There is no actual distinction between 'physiological dependence' and 'psychological addiction.' The relevant phenomena are all psychological and all have biological basis - just as one's behavioral responses to hunger, dehydration, embarrassment or sexual arousal do. Avoiding withdrawal might be more or less motivating depending on the drug - for example, cocaine doesn't really have much of a withdrawal compared to heroin. But the fundamental reason people use heroin isn't because of withdrawal, it's because they love it. The situation where one takes heroin simply to avoid symptoms is just not the primary mechanism of heroin addiction. And since heroin is the paradigm case for this kind of explanation, it is just generally not a good one. We have confused the different phenomenology of the cravings with a spurious major distinction between physical and ghostly causes, when we should really be considering the specific neural systems which are engaged by the different drugs.

I appreciate that what I am saying sounds controversial.

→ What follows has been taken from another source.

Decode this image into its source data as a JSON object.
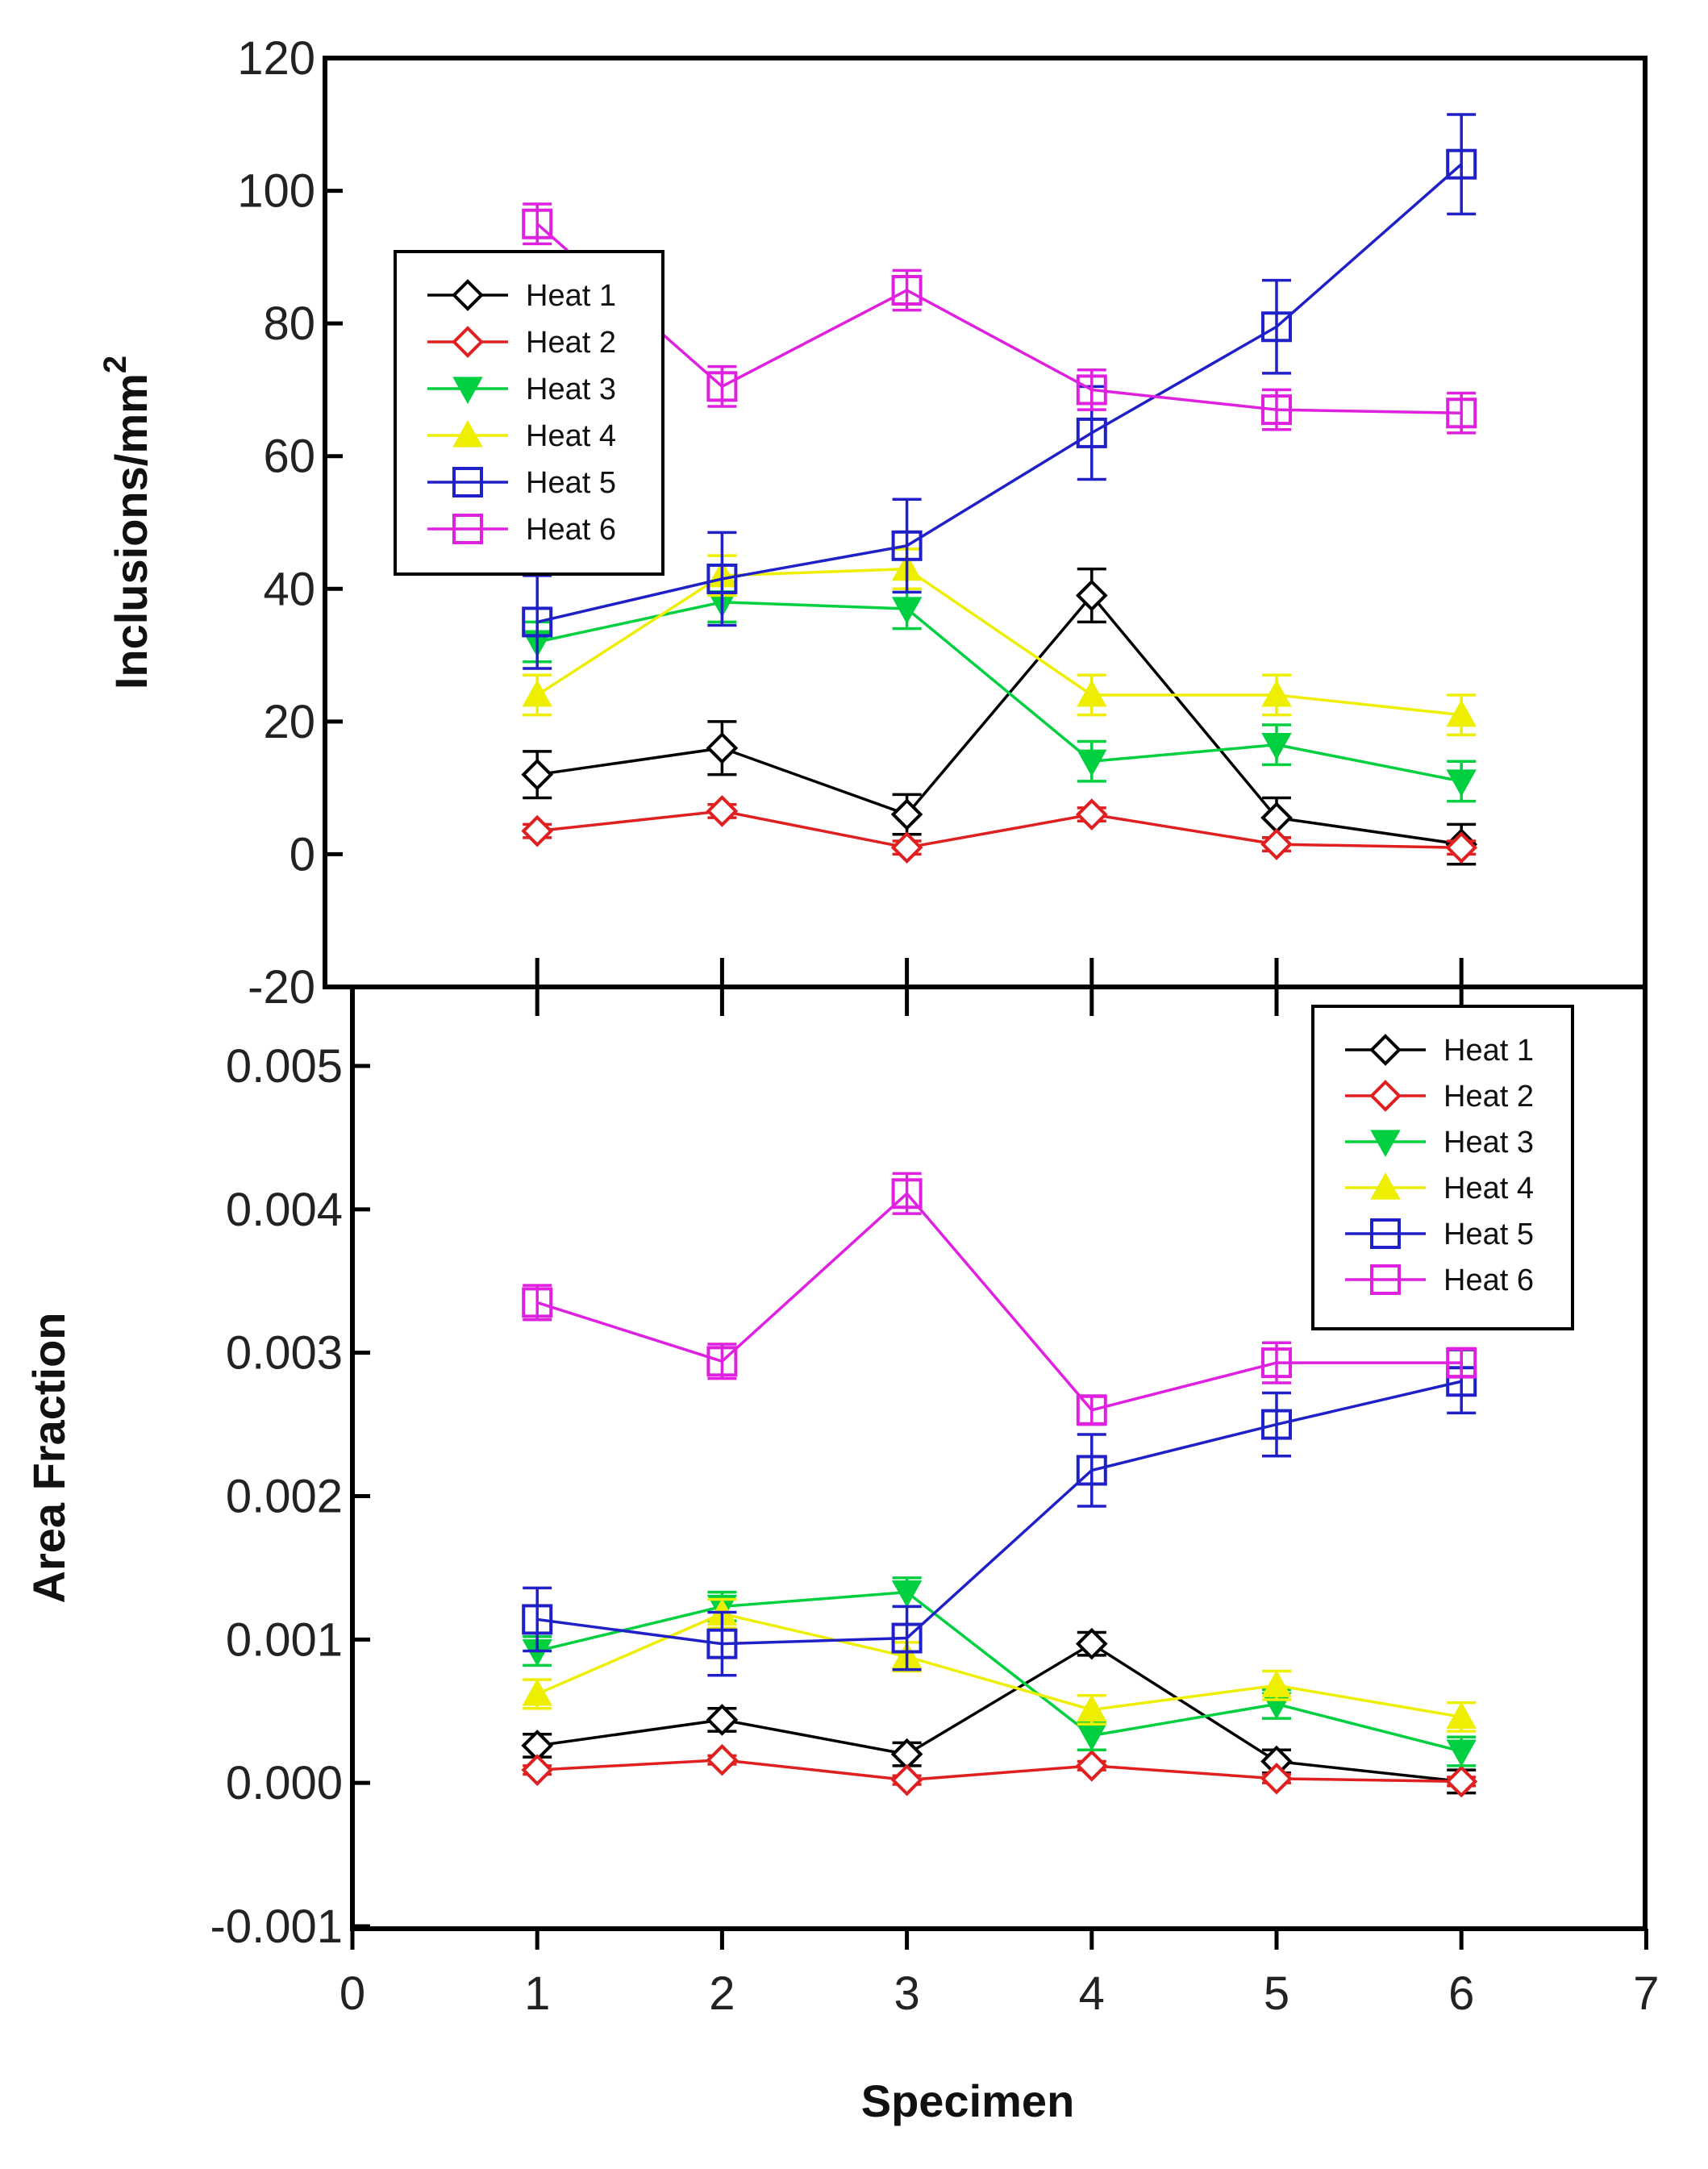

If what I say is true, why do people keep talking about addiction? Because the word has an important function OUTSIDE of science - it applies a specific kind of pressure, an important feature of which is the appearance of being scientific. It is an implicit value judgement said in a scientific tone of voice, making it more legally and secularly palatable.

Addiction is nothing more than the pathologized version of desire or enjoyment. If you wish to cast shadows on anything people enjoy doing, simply call it an addiction. In particular if you wish to conflate social disapproval of an activity with a scientific judgement of unhealthiness, call the activity an addiction.

Suppose, for example, that a certain person goes to a bondage club on a weekly basis... so easy to make this into an addiction. Doing the same thing with 'normal' sex is just significantly harder. (Though still possible - in a situation where someone has an interest in pathologizing sex)



Withdrawal symptoms make it harder to quit.